Угольно-черные кроны сахалинской пихты придают горам Сахалина торжественность и строгость. Кажется, в давние годы завезли ее и на Камчатку. Впрочем, это еще не доказано…

Комаров назвал эту пихту грациозной? Выяснилось, что тот сам рощу не видел. Описал по рассказам местных охотников. Оценил ее, так сказать, заочно и представил себе не совсем верно. Однако суть дела, конечно, не в названии. Важнее было установить: реликт это или не реликт? Сделали пыльцевой анализ почвы. На глубине 13 сантиметров пыльца пихты кончилась. Этот слой возник где-то между 500 и 1000 годами нашей эры. Нетрудно догадаться, что еще 500 лет назад пихтовой рощицы на Камчатке не было. А 200 лет назад была.
 Академик Л. Берг, заинтересовавшись историей пихты грациозной, нашел, что она очень близка к пихте сахалинской, уроженке Сахалина и Курильских островов. Видимо, на Камчатку попала оттуда. Но как — академик понять не мог. Занесли птицы? Могли, конечно, занести, не будь расстояние так велико, не менее 500 километров. В такую даль птицы семена не доставляют.
 Остается один виновник — человек. Вероятно, он занес пихту. Когда? Более или менее ясно. В промежутке между XV и XVIII веками. Откуда и зачем? Тут очень помогла легенда Крашенинникова. В ней говорится о том, что роща выросла на костях людей. Значит, она не природная, а саженая. Второй важный факт: люди вернулись из похода на врага. Третий — на обратном пути воинам пришлось долго голодать, что и послужило причиной гибели отряда.
 С кем могли воевать камчадалы? Либо с коряками — северянами, либо с айнами — южанами, которые обитали на Курилах. На севере пихта не растет, значит, северный вариант не подходит и коряки ни при чем. В поход камчадалы ходили против айнов. История подтверждает это. С айнами сражались не раз. Захватывали у них женщин, потом заставляли платить выкуп. Поскольку камчадалы превосходили своих противников храбростью и умом, как отметил Крашенинников, ясно, что стычки с айнами происходили не на Камчатке, а на Курилах. Видимо, там воины увидели пихту и захватили с собой семена.
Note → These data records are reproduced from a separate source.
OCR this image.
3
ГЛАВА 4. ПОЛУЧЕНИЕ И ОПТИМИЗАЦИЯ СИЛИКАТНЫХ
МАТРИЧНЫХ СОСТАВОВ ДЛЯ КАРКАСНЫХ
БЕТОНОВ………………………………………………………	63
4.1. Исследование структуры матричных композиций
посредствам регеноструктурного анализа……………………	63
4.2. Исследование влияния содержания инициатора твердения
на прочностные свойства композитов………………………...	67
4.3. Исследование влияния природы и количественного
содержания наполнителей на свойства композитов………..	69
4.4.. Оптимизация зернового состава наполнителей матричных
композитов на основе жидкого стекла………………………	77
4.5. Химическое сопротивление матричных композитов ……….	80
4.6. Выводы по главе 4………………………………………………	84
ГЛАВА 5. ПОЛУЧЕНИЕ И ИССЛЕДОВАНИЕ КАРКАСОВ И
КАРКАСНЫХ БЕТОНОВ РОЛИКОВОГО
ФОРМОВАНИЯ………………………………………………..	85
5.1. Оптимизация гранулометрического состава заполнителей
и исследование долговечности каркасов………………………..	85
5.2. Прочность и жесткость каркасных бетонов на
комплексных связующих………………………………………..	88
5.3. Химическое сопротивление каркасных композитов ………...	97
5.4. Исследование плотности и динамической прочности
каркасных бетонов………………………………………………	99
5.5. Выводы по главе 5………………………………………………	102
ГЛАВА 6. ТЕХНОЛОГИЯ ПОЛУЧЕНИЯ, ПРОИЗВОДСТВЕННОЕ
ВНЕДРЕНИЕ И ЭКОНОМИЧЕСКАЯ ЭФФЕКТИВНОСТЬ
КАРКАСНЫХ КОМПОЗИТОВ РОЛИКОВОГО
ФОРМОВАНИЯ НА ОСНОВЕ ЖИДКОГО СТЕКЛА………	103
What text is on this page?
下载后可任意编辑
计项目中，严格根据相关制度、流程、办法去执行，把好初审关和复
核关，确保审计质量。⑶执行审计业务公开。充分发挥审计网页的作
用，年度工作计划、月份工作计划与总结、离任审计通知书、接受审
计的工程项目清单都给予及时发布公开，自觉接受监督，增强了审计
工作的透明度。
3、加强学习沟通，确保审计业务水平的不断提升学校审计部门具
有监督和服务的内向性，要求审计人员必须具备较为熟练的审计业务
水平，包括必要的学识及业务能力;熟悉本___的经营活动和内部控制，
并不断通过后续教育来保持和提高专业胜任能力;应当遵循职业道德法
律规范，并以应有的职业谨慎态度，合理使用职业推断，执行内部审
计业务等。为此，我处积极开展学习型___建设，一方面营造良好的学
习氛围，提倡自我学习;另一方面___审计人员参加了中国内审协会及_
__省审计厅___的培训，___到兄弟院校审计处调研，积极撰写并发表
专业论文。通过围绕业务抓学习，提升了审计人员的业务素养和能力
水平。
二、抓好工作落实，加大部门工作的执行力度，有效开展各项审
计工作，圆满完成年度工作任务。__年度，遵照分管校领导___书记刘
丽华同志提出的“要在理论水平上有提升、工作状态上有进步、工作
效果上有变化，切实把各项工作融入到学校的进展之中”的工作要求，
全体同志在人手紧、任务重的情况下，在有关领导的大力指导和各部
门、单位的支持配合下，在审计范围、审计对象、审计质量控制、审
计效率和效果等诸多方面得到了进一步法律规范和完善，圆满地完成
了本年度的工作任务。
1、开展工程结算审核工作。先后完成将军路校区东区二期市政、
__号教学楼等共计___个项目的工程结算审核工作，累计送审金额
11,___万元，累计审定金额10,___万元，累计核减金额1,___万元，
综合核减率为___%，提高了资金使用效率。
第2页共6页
 В этой версии настораживает лишь одно. В языке айнов пихта имеет название «яю». В лексиконе камчадалов соответствующего термина нет. Карпачевский объяснил это так. Возвращаясь из очередного набега, камчадалы плыли на лодках домой. Их застала непогода. Ветер отнес далеко от дома. Продукты кончились. Когда наконец лодки прибило к берегу, многие умерли. Оставшиеся в живых похоронили товарищей и в память о них посеяли семена сахалинской пихты, которые везли с собой. Выросла роща, ставшая священной. Никто не имел права прикасаться к деревьям, поднявшимся на могилах героев. И никто не должен был называть пихту вслух. Слишком печальные события она напоминала. Так ли было на самом деле, утверждать нельзя. Во всяком случае, есть над чем подумать и этнографам и биологам.